An estimator is a statistical rule or formula that gives us an idea of an unknown parameter within a population based on sample data. In this example, we have the estimator \( \hat{\mu} = \delta \bar{X} + (1-\delta) \bar{Y} \). This estimator is attempting to estimate the true average growth, \( \mu \), of two types of plants.

To understand how the estimator works, we calculate its expected value, which is the average result it would produce over many samples. For the estimator \( \hat{\mu} \) to be unbiased, its expected value must equal the true parameter value, \( \mu \). The calculation here showed that \( E(\hat{\mu}) = \mu \), confirming that it's indeed unbiased. This is because the average of both observations, \( \bar{X} \) and \( \bar{Y} \), are themselves unbiased estimators of \( \mu \).

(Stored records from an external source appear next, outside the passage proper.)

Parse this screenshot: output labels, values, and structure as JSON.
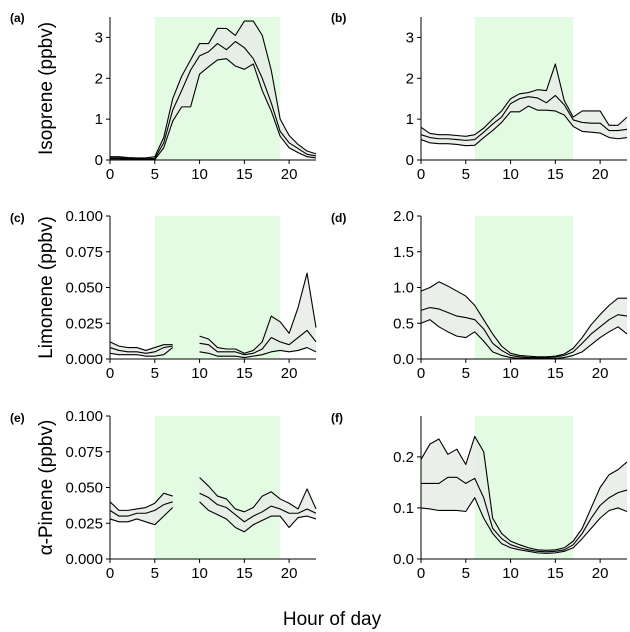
{
  "figure": {
    "xlabel": "Hour of day"
  },
  "chart_data": [
    {
      "panel": "(a)",
      "type": "area",
      "ylabel": "Isoprene (ppbv)",
      "ylim": [
        0,
        3.5
      ],
      "yticks": [
        0,
        1,
        2,
        3
      ],
      "ytick_labels": [
        "0",
        "1",
        "2",
        "3"
      ],
      "xlim": [
        0,
        23
      ],
      "xticks": [
        0,
        5,
        10,
        15,
        20
      ],
      "xtick_labels": [
        "0",
        "5",
        "10",
        "15",
        "20"
      ],
      "daylight": [
        5,
        19
      ],
      "shade_color": "#e2fbe2",
      "band_color": "#e6ece6",
      "x": [
        0,
        1,
        2,
        3,
        4,
        5,
        6,
        7,
        8,
        9,
        10,
        11,
        12,
        13,
        14,
        15,
        16,
        17,
        18,
        19,
        20,
        21,
        22,
        23
      ],
      "upper": [
        0.08,
        0.08,
        0.06,
        0.05,
        0.05,
        0.08,
        0.55,
        1.5,
        2.05,
        2.45,
        2.85,
        2.85,
        3.22,
        3.22,
        3.05,
        3.4,
        3.4,
        3.05,
        2.2,
        1.0,
        0.6,
        0.38,
        0.22,
        0.15
      ],
      "median": [
        0.05,
        0.05,
        0.04,
        0.03,
        0.03,
        0.04,
        0.42,
        1.22,
        1.7,
        2.2,
        2.55,
        2.65,
        2.85,
        2.7,
        2.9,
        2.75,
        2.48,
        2.0,
        1.4,
        0.7,
        0.42,
        0.28,
        0.14,
        0.1
      ],
      "lower": [
        0.03,
        0.03,
        0.02,
        0.01,
        0.01,
        0.01,
        0.3,
        0.95,
        1.3,
        1.3,
        2.1,
        2.28,
        2.45,
        2.48,
        2.3,
        2.22,
        2.35,
        1.7,
        1.2,
        0.58,
        0.3,
        0.18,
        0.08,
        0.05
      ]
    },
    {
      "panel": "(b)",
      "type": "area",
      "ylabel": "",
      "ylim": [
        0,
        3.5
      ],
      "yticks": [
        0,
        1,
        2,
        3
      ],
      "ytick_labels": [
        "0",
        "1",
        "2",
        "3"
      ],
      "xlim": [
        0,
        23
      ],
      "xticks": [
        0,
        5,
        10,
        15,
        20
      ],
      "xtick_labels": [
        "0",
        "5",
        "10",
        "15",
        "20"
      ],
      "daylight": [
        6,
        17
      ],
      "shade_color": "#e2fbe2",
      "band_color": "#e6ece6",
      "x": [
        0,
        1,
        2,
        3,
        4,
        5,
        6,
        7,
        8,
        9,
        10,
        11,
        12,
        13,
        14,
        15,
        16,
        17,
        18,
        19,
        20,
        21,
        22,
        23
      ],
      "upper": [
        0.8,
        0.65,
        0.62,
        0.62,
        0.6,
        0.58,
        0.62,
        0.78,
        1.0,
        1.2,
        1.5,
        1.62,
        1.65,
        1.72,
        1.7,
        2.35,
        1.45,
        1.05,
        1.2,
        1.2,
        1.2,
        0.85,
        0.85,
        1.05
      ],
      "median": [
        0.62,
        0.55,
        0.52,
        0.52,
        0.5,
        0.48,
        0.5,
        0.68,
        0.88,
        1.05,
        1.38,
        1.5,
        1.55,
        1.52,
        1.4,
        1.58,
        1.35,
        0.98,
        0.92,
        0.9,
        0.9,
        0.72,
        0.72,
        0.75
      ],
      "lower": [
        0.5,
        0.42,
        0.4,
        0.4,
        0.38,
        0.35,
        0.36,
        0.55,
        0.72,
        0.92,
        1.18,
        1.18,
        1.32,
        1.22,
        1.22,
        1.2,
        1.1,
        0.82,
        0.7,
        0.68,
        0.66,
        0.55,
        0.52,
        0.55
      ]
    },
    {
      "panel": "(c)",
      "type": "area",
      "ylabel": "Limonene (ppbv)",
      "ylim": [
        0,
        0.1
      ],
      "yticks": [
        0,
        0.025,
        0.05,
        0.075,
        0.1
      ],
      "ytick_labels": [
        "0.000",
        "0.025",
        "0.050",
        "0.075",
        "0.100"
      ],
      "xlim": [
        0,
        23
      ],
      "xticks": [
        0,
        5,
        10,
        15,
        20
      ],
      "xtick_labels": [
        "0",
        "5",
        "10",
        "15",
        "20"
      ],
      "daylight": [
        5,
        19
      ],
      "shade_color": "#e2fbe2",
      "band_color": "#e6ece6",
      "x": [
        0,
        1,
        2,
        3,
        4,
        5,
        6,
        7,
        8,
        9,
        10,
        11,
        12,
        13,
        14,
        15,
        16,
        17,
        18,
        19,
        20,
        21,
        22,
        23
      ],
      "upper": [
        0.012,
        0.009,
        0.008,
        0.008,
        0.006,
        0.008,
        0.01,
        0.01,
        null,
        null,
        0.016,
        0.014,
        0.008,
        0.007,
        0.007,
        0.004,
        0.006,
        0.012,
        0.03,
        0.026,
        0.018,
        0.036,
        0.06,
        0.022
      ],
      "median": [
        0.008,
        0.006,
        0.005,
        0.005,
        0.004,
        0.005,
        0.008,
        0.009,
        null,
        null,
        0.011,
        0.01,
        0.005,
        0.005,
        0.005,
        0.003,
        0.004,
        0.007,
        0.015,
        0.012,
        0.01,
        0.015,
        0.02,
        0.012
      ],
      "lower": [
        0.004,
        0.003,
        0.003,
        0.003,
        0.002,
        0.002,
        0.003,
        0.008,
        null,
        null,
        0.005,
        0.004,
        0.002,
        0.002,
        0.002,
        0.001,
        0.002,
        0.003,
        0.005,
        0.006,
        0.005,
        0.006,
        0.008,
        0.005
      ]
    },
    {
      "panel": "(d)",
      "type": "area",
      "ylabel": "",
      "ylim": [
        0,
        2.0
      ],
      "yticks": [
        0,
        0.5,
        1.0,
        1.5,
        2.0
      ],
      "ytick_labels": [
        "0.0",
        "0.5",
        "1.0",
        "1.5",
        "2.0"
      ],
      "xlim": [
        0,
        23
      ],
      "xticks": [
        0,
        5,
        10,
        15,
        20
      ],
      "xtick_labels": [
        "0",
        "5",
        "10",
        "15",
        "20"
      ],
      "daylight": [
        6,
        17
      ],
      "shade_color": "#e2fbe2",
      "band_color": "#e6ece6",
      "x": [
        0,
        1,
        2,
        3,
        4,
        5,
        6,
        7,
        8,
        9,
        10,
        11,
        12,
        13,
        14,
        15,
        16,
        17,
        18,
        19,
        20,
        21,
        22,
        23
      ],
      "upper": [
        0.95,
        1.0,
        1.08,
        1.02,
        0.95,
        0.88,
        0.75,
        0.55,
        0.35,
        0.18,
        0.08,
        0.05,
        0.04,
        0.03,
        0.03,
        0.04,
        0.07,
        0.15,
        0.3,
        0.48,
        0.62,
        0.75,
        0.85,
        0.85
      ],
      "median": [
        0.68,
        0.72,
        0.7,
        0.65,
        0.6,
        0.58,
        0.55,
        0.42,
        0.22,
        0.12,
        0.05,
        0.03,
        0.02,
        0.02,
        0.02,
        0.03,
        0.05,
        0.1,
        0.22,
        0.35,
        0.45,
        0.55,
        0.62,
        0.6
      ],
      "lower": [
        0.5,
        0.55,
        0.45,
        0.38,
        0.32,
        0.3,
        0.38,
        0.25,
        0.1,
        0.05,
        0.02,
        0.01,
        0.01,
        0.01,
        0.01,
        0.01,
        0.02,
        0.05,
        0.1,
        0.2,
        0.3,
        0.38,
        0.45,
        0.35
      ]
    },
    {
      "panel": "(e)",
      "type": "area",
      "ylabel": "α-Pinene (ppbv)",
      "ylim": [
        0,
        0.1
      ],
      "yticks": [
        0,
        0.025,
        0.05,
        0.075,
        0.1
      ],
      "ytick_labels": [
        "0.000",
        "0.025",
        "0.050",
        "0.075",
        "0.100"
      ],
      "xlim": [
        0,
        23
      ],
      "xticks": [
        0,
        5,
        10,
        15,
        20
      ],
      "xtick_labels": [
        "0",
        "5",
        "10",
        "15",
        "20"
      ],
      "daylight": [
        5,
        19
      ],
      "shade_color": "#e2fbe2",
      "band_color": "#e6ece6",
      "x": [
        0,
        1,
        2,
        3,
        4,
        5,
        6,
        7,
        8,
        9,
        10,
        11,
        12,
        13,
        14,
        15,
        16,
        17,
        18,
        19,
        20,
        21,
        22,
        23
      ],
      "upper": [
        0.04,
        0.034,
        0.034,
        0.035,
        0.036,
        0.039,
        0.046,
        0.044,
        null,
        null,
        0.057,
        0.051,
        0.044,
        0.042,
        0.035,
        0.033,
        0.036,
        0.044,
        0.047,
        0.042,
        0.039,
        0.035,
        0.049,
        0.035
      ],
      "median": [
        0.034,
        0.03,
        0.03,
        0.032,
        0.032,
        0.034,
        0.038,
        0.04,
        null,
        null,
        0.046,
        0.043,
        0.038,
        0.036,
        0.031,
        0.026,
        0.03,
        0.033,
        0.037,
        0.035,
        0.032,
        0.032,
        0.035,
        0.032
      ],
      "lower": [
        0.028,
        0.026,
        0.026,
        0.028,
        0.026,
        0.024,
        0.03,
        0.036,
        null,
        null,
        0.04,
        0.034,
        0.031,
        0.028,
        0.022,
        0.019,
        0.024,
        0.027,
        0.03,
        0.03,
        0.022,
        0.029,
        0.03,
        0.028
      ]
    },
    {
      "panel": "(f)",
      "type": "area",
      "ylabel": "",
      "ylim": [
        0,
        0.28
      ],
      "yticks": [
        0,
        0.1,
        0.2
      ],
      "ytick_labels": [
        "0.0",
        "0.1",
        "0.2"
      ],
      "xlim": [
        0,
        23
      ],
      "xticks": [
        0,
        5,
        10,
        15,
        20
      ],
      "xtick_labels": [
        "0",
        "5",
        "10",
        "15",
        "20"
      ],
      "daylight": [
        6,
        17
      ],
      "shade_color": "#e2fbe2",
      "band_color": "#e6ece6",
      "x": [
        0,
        1,
        2,
        3,
        4,
        5,
        6,
        7,
        8,
        9,
        10,
        11,
        12,
        13,
        14,
        15,
        16,
        17,
        18,
        19,
        20,
        21,
        22,
        23
      ],
      "upper": [
        0.195,
        0.225,
        0.235,
        0.205,
        0.215,
        0.185,
        0.24,
        0.21,
        0.08,
        0.05,
        0.035,
        0.028,
        0.022,
        0.018,
        0.017,
        0.018,
        0.022,
        0.035,
        0.06,
        0.1,
        0.14,
        0.165,
        0.175,
        0.19
      ],
      "median": [
        0.148,
        0.148,
        0.148,
        0.16,
        0.16,
        0.148,
        0.158,
        0.12,
        0.06,
        0.04,
        0.028,
        0.022,
        0.018,
        0.015,
        0.014,
        0.015,
        0.018,
        0.028,
        0.05,
        0.08,
        0.105,
        0.12,
        0.13,
        0.135
      ],
      "lower": [
        0.1,
        0.098,
        0.095,
        0.095,
        0.095,
        0.093,
        0.12,
        0.08,
        0.05,
        0.03,
        0.022,
        0.018,
        0.015,
        0.012,
        0.011,
        0.012,
        0.015,
        0.022,
        0.04,
        0.06,
        0.08,
        0.095,
        0.1,
        0.093
      ]
    }
  ]
}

• Estimation is crucial in statistics as it allows predictions based on sample data.
• An unbiased estimator provides results centered on the true parameter on average.

Variance Minimization

To understand variance minimization of an estimator like \( \hat{\mu} \), consider that variance measures the spread or variability of an estimator. Lower variance leads to more precise estimates. For optimal estimation, you want an estimator that not only is unbiased but also has the smallest possible variance. This ensures that repeated estimates give consistently close results.

In this exercise, variance minimization was achieved by finding the right value of \( \delta \) that reduces the variance \( V(\hat{\mu}) \). We determined the variance expression: \[ V(\hat{\mu}) = \delta^2 \frac{\sigma^2}{m} + (1-\delta)^2 \frac{4\sigma^2}{n} \] By setting its derivative with respect to \( \delta \) to zero, we found the value \( \delta = \frac{4m}{n + 4m} \), which minimizes the variance.

• Variance minimization improves the consistency of estimator predictions.
• Calculating variances and derivatives allows one to optimize estimation.

Bias

Bias in the context of statistics refers to the systematic errors that cause estimations to deviate from the true parameter value. In other words, if an estimator consistently overestimates or underestimates the parameter across different samples, it is a biased estimator.

In this context, ensuring that \( \hat{\mu} \) is unbiased is crucial. It's calculated to confirm that the expectation of our estimator is precisely the true parameter \( \mu \). Hence, the estimator \( \hat{\mu} \) offers a reliable way to assess the central tendency of plant growth, as we're confident that any observations are a reflection of actual average behavior and not a result of systematic bias.

• An unbiased estimator produces estimates that are on target, statistically.
• Bias reduction is essential for improving the accuracy of statistical predictions.